Alibaba downplays ecommerce reliance

The Chinese ecommerce giant has, for the first time, shied away from mentioning GMV figures in its earnings report, playing down the importance of their traditional ecommerce business to group revenue within a slowing economy.

Despite Alibaba on Wednesday reporting a 55 percent increase in group revenue and a 41 percent increase in core commerce revenue for the September quarter, the company failed to mention the gross merchandise volume (GMV) for the first time since its listing in the US.

This indicates that the ecommerce giant may have started playing down the importance of its traditional ecommerce contribution to the group, said a Sina news report.

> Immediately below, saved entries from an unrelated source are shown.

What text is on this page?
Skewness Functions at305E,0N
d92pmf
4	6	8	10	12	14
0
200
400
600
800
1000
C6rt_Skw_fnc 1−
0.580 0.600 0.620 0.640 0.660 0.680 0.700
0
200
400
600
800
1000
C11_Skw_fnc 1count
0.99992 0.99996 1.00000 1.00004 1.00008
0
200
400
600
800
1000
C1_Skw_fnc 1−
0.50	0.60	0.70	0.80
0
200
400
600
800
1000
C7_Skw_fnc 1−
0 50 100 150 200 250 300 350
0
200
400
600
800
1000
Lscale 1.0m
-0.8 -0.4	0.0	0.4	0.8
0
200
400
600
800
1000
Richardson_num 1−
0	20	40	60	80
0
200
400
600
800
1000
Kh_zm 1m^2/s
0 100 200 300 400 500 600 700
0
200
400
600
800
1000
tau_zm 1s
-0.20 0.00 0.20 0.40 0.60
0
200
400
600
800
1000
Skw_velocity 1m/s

GMV is an important indicator in traditional ecommerce transactions as it reflects the total sales value for merchandise on a particular platform during a certain period of time.

Alibaba has been constantly highlighting its GMV figures previously to showcase its buoyant growth of Taobao and Tmall marketplaces. In March, the company announced a new milestone as it sold goods worth more than 3 trillion yuan ($443.8 billion) in the fiscal year ending that month. Alibaba also vowed to double that annual trading volume to 6 trillion yuan by 2020.

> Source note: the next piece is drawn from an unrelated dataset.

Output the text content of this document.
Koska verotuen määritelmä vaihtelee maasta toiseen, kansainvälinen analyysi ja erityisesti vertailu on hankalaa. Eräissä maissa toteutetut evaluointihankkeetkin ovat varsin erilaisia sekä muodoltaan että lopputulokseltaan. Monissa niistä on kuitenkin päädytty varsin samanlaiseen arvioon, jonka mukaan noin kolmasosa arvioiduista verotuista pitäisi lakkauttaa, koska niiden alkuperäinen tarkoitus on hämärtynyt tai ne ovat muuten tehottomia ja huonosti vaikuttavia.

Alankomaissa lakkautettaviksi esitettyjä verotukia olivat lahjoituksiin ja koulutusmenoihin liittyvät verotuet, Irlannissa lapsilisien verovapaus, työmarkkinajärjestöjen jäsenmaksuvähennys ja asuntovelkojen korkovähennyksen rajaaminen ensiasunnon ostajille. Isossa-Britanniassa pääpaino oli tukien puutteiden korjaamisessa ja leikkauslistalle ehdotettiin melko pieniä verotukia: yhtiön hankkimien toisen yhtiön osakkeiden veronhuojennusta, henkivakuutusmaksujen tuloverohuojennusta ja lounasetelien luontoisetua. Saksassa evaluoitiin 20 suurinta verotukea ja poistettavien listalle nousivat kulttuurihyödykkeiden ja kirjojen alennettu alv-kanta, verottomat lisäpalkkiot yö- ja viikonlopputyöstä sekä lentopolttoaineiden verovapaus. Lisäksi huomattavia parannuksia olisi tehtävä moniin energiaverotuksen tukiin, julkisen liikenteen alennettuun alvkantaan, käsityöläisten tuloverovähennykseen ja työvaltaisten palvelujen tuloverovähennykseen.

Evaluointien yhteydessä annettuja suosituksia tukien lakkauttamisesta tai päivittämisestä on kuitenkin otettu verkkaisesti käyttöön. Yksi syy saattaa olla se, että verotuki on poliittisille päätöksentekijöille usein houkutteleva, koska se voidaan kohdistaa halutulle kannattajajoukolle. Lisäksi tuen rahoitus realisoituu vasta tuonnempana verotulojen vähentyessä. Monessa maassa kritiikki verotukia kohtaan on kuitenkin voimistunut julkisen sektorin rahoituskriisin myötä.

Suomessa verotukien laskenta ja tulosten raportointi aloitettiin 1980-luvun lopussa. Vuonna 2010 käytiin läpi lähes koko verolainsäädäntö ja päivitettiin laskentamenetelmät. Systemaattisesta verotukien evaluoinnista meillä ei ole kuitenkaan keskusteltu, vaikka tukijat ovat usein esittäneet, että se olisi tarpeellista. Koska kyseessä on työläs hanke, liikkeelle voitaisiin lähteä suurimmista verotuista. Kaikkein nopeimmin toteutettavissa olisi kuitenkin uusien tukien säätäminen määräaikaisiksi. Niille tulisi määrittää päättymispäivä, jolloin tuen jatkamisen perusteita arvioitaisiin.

However, during a teleconference meeting for the investors in June, Alibaba's founder Jack Ma noted that the group will no longer publish GMV figures. Ma also recently announced that Alibaba will no longer use the label "ecommerce" as it has come into a "new retail era", according to the Sina report.

Despite that core commerce revenue expanding 41 percent to reach 28.5 billion yuan in the quarter, the pace is slower than the same period last year. Growth rate of active buyers on its online marketplaces Taobao and Tmall saw a downward trend during the quarter, said the report.

The slowing Chinese economy will inevitably have a negative effect on Alibaba's core commerce businesses after years of fast expansion, which may also bestir the Chinese leading ecommerce giant to consider transformation.

Alibaba's cloud unit sales grew 130 percent to 1.49 billion yuan, with the number of paying customers more than doubling to 651,000. The company claims that its cloud hosts and provides services for more than 35 percent of total websites in China.

Last year, Alibaba announced it set aside $1 billion to drive growth in its cloud business, Aliyun. Part of its $1 billion investment will be channelled toward building new datacentres in Japan, the Middle East, Europe, and Australia.

It also opened datacentres in both Singapore and Silicon Valley, its first facility outside its domestic market.

The company has also started harvesting from its entertainment unit, with the revenue expanding 302 percent to reach 3.6 billion yuan in the September quarter, the fastest-growing segment within the group.